Re: global apartheid

Mon, 14 Jul 1997 15:26:51 -0400 (EDT)
Daniel M Green (dgreen@UDel.Edu)

On Sun, 13 Jul 1997, Gernot Kohler wrote:

> The question whether the last 25 years of globalization have begun to
> break down global apartheid, is a difficult one. At a symposium where
> related questions were discussed, the Third Worlders among the
> participants seemed to agree that global apartheid has gotten worse for
> the South during this period through new forms of domination, including IMF
> conditionality etc. (see, special issue of _Alternatives_ (World Policy
> Institute, New York), vol. 19, no. 2 (Spring 1994)).
> On the other hand, there are also signs of a "Third Worldization" of the North.
>
Yes, IMF/World Bank conditionality is a new kind of domination, but it's
main purpose is to open up countries to foreign investment and create good
environments for foregin and domestic capital in subject countries. Thus,
at least in some semi-peripheral countries, it creates new competitors for
global investment and undermines the positions of elements of core
countries. And with telling effect: private capital flows to the 31
largest emerging markets reached a record $200.7 billion in 1995; FDI to
developing countries was $90 billion in 1995, a 50% increase over 1994.
Global capitalism wins, but increasingly the losers are spread across
national boundaries.

>
> One interesting *empirical/analytic* issue arising from the concept of
> global apartheid has to do with boundaries. If I understand this
> correctly, the general presumption in world(-)system analysis is that
> global capitalism is more or less ignoring national boundaries.

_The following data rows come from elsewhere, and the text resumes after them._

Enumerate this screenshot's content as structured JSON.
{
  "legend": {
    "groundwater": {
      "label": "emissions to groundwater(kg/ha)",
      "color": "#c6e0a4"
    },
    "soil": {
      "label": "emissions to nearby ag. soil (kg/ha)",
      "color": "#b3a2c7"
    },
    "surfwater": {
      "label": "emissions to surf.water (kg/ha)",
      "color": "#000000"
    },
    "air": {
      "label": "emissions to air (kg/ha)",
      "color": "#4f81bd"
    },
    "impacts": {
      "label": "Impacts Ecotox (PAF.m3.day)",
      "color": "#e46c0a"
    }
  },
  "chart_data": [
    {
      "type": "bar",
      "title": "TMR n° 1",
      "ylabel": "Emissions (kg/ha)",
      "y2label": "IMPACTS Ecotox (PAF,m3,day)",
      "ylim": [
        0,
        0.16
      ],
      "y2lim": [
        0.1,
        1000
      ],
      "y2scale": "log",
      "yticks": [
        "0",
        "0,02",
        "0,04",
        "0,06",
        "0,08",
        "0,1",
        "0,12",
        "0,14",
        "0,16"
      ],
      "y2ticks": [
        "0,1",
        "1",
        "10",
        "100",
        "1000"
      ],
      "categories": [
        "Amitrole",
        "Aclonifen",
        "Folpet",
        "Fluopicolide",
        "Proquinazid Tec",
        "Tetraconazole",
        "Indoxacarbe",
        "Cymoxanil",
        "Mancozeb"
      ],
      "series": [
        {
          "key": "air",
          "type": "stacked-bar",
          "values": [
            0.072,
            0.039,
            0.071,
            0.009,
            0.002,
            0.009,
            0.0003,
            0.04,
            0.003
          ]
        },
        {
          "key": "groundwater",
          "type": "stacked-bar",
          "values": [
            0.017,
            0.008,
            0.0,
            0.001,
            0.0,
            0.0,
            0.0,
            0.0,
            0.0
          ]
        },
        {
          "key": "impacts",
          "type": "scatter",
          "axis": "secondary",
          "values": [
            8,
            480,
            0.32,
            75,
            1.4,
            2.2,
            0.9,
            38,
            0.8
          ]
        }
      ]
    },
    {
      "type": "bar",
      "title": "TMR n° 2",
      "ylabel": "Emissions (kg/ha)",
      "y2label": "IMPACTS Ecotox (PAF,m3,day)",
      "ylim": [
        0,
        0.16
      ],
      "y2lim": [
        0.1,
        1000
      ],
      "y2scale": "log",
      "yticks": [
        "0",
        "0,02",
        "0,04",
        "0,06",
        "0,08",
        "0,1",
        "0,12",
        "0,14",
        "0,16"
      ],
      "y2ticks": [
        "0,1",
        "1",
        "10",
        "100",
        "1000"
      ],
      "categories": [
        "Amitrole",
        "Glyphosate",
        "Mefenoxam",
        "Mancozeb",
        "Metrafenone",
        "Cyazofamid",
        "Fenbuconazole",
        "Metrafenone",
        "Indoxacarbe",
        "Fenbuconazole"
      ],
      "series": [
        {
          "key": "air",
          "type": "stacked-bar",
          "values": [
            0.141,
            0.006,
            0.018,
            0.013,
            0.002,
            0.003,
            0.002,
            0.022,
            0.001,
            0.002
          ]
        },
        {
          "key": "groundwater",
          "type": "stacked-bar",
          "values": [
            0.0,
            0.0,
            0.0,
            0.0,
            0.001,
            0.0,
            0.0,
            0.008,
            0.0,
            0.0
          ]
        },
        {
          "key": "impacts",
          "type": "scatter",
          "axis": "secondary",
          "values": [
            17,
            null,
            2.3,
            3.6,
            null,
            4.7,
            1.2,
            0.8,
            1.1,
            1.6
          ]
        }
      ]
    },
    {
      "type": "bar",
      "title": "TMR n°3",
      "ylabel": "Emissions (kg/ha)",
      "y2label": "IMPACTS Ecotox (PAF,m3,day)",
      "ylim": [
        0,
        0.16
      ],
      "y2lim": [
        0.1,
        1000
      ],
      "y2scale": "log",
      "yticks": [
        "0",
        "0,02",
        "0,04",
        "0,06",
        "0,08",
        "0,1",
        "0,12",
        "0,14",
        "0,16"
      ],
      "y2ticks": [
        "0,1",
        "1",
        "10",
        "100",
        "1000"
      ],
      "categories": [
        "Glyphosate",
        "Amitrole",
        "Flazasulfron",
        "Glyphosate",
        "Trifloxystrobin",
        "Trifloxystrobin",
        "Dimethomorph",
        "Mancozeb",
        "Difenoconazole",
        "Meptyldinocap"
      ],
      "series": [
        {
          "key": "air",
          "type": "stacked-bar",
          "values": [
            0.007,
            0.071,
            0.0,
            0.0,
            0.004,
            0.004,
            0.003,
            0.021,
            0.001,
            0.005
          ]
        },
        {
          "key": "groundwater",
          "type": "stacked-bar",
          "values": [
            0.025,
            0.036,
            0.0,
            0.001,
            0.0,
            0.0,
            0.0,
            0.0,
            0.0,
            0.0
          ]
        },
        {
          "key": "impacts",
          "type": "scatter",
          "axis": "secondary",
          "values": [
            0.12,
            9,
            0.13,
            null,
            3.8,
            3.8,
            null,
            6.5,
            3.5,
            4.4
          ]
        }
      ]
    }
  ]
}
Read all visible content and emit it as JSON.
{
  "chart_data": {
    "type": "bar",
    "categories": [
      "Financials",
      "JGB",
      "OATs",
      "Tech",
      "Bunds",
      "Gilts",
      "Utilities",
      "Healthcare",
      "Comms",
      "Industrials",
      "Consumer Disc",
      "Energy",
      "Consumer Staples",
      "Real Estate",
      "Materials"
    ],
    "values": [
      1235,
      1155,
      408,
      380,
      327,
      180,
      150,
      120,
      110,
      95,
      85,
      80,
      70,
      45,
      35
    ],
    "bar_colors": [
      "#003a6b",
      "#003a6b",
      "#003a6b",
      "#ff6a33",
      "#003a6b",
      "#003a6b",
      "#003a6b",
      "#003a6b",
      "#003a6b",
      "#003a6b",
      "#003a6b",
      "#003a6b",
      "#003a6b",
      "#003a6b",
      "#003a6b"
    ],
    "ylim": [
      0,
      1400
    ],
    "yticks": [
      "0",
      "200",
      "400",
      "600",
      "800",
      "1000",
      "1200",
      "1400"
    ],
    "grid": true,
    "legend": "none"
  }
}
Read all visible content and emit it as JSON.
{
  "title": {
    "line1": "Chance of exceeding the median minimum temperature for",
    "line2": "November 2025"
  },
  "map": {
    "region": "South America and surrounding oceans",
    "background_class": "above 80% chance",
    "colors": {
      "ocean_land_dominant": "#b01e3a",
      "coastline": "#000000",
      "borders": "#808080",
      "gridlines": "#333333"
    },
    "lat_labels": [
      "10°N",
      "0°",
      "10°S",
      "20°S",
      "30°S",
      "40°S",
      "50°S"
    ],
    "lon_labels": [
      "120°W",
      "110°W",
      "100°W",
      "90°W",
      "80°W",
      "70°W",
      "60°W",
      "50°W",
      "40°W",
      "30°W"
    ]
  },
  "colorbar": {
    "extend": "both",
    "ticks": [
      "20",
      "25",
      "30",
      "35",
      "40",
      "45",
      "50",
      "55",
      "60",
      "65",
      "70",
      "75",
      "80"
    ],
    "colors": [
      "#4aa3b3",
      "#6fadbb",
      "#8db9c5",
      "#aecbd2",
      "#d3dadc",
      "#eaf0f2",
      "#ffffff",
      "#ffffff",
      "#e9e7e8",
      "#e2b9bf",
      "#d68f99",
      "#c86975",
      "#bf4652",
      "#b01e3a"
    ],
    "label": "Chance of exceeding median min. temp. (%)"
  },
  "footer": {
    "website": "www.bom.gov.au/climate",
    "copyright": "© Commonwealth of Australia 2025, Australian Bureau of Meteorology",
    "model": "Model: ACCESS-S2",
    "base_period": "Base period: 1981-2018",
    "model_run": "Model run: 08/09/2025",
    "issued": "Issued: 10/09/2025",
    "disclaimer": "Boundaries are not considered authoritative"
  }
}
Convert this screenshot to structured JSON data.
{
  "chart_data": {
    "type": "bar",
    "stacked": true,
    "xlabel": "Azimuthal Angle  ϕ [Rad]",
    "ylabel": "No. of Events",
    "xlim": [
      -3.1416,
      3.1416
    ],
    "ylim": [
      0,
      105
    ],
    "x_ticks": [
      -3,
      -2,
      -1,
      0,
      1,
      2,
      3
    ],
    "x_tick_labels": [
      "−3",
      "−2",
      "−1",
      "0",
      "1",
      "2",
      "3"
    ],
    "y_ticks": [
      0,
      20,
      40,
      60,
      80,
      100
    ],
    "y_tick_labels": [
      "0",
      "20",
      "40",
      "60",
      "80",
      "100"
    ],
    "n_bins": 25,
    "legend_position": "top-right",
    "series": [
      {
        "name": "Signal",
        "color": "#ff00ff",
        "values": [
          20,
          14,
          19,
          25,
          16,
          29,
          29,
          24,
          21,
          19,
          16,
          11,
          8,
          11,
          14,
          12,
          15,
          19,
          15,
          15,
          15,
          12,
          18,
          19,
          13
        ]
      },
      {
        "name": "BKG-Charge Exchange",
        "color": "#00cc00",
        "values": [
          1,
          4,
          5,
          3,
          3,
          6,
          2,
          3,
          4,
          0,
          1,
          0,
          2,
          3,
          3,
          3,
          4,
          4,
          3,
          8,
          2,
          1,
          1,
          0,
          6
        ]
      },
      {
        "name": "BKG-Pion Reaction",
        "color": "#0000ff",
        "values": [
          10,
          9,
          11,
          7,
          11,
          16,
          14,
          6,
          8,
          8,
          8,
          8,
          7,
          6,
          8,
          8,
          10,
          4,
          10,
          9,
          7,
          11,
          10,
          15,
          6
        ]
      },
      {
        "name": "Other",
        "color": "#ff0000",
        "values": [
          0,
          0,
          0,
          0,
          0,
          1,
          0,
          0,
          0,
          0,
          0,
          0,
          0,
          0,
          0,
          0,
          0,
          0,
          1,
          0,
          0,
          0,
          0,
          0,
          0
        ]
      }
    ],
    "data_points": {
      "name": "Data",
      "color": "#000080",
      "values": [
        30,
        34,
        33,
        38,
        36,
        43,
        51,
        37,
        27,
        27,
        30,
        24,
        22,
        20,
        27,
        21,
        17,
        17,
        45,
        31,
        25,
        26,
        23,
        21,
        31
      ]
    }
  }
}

In the
> global apartheid view of the system, there is one type of boundary that
> matters a great deal-- namely, the boundary separating the predominantly
> white labour markets of the North from the multi-racial labour markets of
> the South of the world. (See, Arjun Mukherji, "Economic Apartheid in the
> New World Order," in Phyllis Bennis and M. Moushabeck, eds., _Altered
> States: A Reader in the New World Order_(New York: Olive Branch Press, 1993).
>
Perhaps, but on the other hand, look at the incredible
internationalization of some professions in the US - medical doctors,
engineers, computer specialists and scientists. The numbers may be small,
but if there was full protectionism in employment surely these would be
the jobs to be reserved for "whites" as you put it. Anecdotally, I have a
friend in the engineering school at Northwestern (an Iranian) who says
that American WASP students are so rare in the school that they are
remarked upon and excite interest when they appear.